When e-coli levels spiked in area waters, Virginia Master Naturalists stepped in to help. As part of a citizen science project, they conducted pre and post-intervention data collection to help determine whether or not management actions were reducing e-coli abundance.
Why? Because Virginia is a place they call home. And a new paper by a team of researchers, including lead author and CitSci.org director Greg Newman, demonstrates that when a connection to ‘home’ or a connection to a specific place, called ‘the power of place’, is incorporated into the planning and implementation of citizen science projects, those projects are more effective.
In Leveraging the power of place in citizen science for effective conservation decision making, researchers wanted to identify why so many citizen science projects struggle to see results in three key areas – 1) meeting decision maker needs, 2) generating useful data to inform decisions, and 3) improving community social-ecological resilience.
The team analyzed 134 case studies from three large citizen science organizations, CitSci.org, The Stewardship Network New England, and EarthWatch. They coded the projects across five place-based dimensions, looking at whether or not the projects emphasized connectedness to natural and human communities, what stories and unique place names the projects included, whether the projects sought creative, meaningful, and innovative ways participants could help shape the project and the place, and other areas.

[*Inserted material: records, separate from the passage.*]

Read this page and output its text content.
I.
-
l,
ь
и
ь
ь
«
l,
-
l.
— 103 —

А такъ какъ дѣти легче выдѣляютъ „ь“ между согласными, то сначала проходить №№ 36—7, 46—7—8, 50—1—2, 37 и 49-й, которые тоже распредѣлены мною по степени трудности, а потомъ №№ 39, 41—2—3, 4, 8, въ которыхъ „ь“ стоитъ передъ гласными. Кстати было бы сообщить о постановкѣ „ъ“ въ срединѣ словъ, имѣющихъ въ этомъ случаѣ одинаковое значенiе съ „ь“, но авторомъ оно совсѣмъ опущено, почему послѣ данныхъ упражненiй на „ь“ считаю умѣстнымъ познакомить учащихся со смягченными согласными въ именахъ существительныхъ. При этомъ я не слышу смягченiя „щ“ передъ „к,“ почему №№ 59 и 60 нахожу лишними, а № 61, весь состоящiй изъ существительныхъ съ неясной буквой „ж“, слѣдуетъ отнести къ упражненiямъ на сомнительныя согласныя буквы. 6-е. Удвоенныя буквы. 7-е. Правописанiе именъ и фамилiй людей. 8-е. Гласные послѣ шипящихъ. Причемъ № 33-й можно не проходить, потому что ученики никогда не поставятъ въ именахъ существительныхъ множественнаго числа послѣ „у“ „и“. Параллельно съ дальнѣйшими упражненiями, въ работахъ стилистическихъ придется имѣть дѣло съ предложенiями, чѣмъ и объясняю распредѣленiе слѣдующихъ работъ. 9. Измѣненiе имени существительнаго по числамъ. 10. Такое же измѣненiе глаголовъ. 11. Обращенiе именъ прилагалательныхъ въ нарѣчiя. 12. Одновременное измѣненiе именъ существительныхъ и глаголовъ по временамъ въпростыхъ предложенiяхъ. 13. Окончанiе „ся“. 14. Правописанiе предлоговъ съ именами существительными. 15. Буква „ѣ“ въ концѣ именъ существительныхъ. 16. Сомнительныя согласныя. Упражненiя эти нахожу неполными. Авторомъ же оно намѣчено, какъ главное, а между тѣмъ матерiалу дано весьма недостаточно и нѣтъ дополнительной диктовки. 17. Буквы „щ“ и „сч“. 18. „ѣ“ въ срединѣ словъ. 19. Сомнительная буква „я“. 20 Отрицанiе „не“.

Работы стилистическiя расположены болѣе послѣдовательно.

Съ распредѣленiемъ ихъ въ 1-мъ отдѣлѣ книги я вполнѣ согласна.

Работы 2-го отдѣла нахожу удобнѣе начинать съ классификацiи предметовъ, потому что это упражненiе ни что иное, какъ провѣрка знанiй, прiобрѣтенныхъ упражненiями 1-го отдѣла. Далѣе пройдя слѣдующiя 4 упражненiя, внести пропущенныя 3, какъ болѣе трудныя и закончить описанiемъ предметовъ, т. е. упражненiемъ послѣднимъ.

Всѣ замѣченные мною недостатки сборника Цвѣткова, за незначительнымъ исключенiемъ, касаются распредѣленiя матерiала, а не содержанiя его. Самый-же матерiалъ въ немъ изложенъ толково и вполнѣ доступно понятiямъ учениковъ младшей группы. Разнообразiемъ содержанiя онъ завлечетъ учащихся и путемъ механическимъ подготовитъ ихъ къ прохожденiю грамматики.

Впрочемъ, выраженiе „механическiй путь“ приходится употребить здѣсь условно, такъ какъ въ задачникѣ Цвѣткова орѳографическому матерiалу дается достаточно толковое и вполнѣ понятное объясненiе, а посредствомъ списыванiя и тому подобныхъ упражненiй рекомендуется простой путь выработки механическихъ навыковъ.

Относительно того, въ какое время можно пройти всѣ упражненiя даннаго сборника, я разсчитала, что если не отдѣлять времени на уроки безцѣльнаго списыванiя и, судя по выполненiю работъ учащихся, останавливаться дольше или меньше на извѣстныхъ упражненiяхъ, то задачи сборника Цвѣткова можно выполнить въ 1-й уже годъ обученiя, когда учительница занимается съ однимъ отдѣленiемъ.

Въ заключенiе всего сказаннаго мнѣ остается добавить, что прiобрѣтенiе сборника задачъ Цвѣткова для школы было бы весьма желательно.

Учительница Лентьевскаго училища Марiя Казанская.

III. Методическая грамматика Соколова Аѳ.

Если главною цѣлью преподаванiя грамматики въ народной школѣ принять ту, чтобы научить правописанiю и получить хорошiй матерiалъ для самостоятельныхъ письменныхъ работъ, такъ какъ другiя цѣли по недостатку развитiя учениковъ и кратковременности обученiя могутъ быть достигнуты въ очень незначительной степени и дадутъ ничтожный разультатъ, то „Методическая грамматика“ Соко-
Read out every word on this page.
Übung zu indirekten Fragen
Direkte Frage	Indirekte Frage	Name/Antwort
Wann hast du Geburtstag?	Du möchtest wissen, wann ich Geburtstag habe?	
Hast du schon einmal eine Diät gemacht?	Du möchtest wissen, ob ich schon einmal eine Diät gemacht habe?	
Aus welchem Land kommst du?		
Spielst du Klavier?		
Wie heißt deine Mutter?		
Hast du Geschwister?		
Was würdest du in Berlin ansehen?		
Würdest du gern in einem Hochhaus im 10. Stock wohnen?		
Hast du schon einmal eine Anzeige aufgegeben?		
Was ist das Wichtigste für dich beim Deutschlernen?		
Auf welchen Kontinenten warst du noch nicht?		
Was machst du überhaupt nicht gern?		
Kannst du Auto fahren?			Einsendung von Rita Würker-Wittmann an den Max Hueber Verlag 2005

The data demonstrated that incorporating the concept of ‘power of place’ into the planning and implementation of citizen science projects improves conservation decision making and may increase project participation and improve community resilience. The Virginia Master Naturalist e-coli monitoring program included their volunteers in the process of determining whether initial management decisions demonstrated desired results. In another project, the Maine Brook Trout Survey, volunteer anglers surveyed remote ponds and streams for trout and results were used to help inform fisheries management decisions. These are a just few examples uncovered by the authors of projects incorporating place in ways that improved effectiveness for decision making.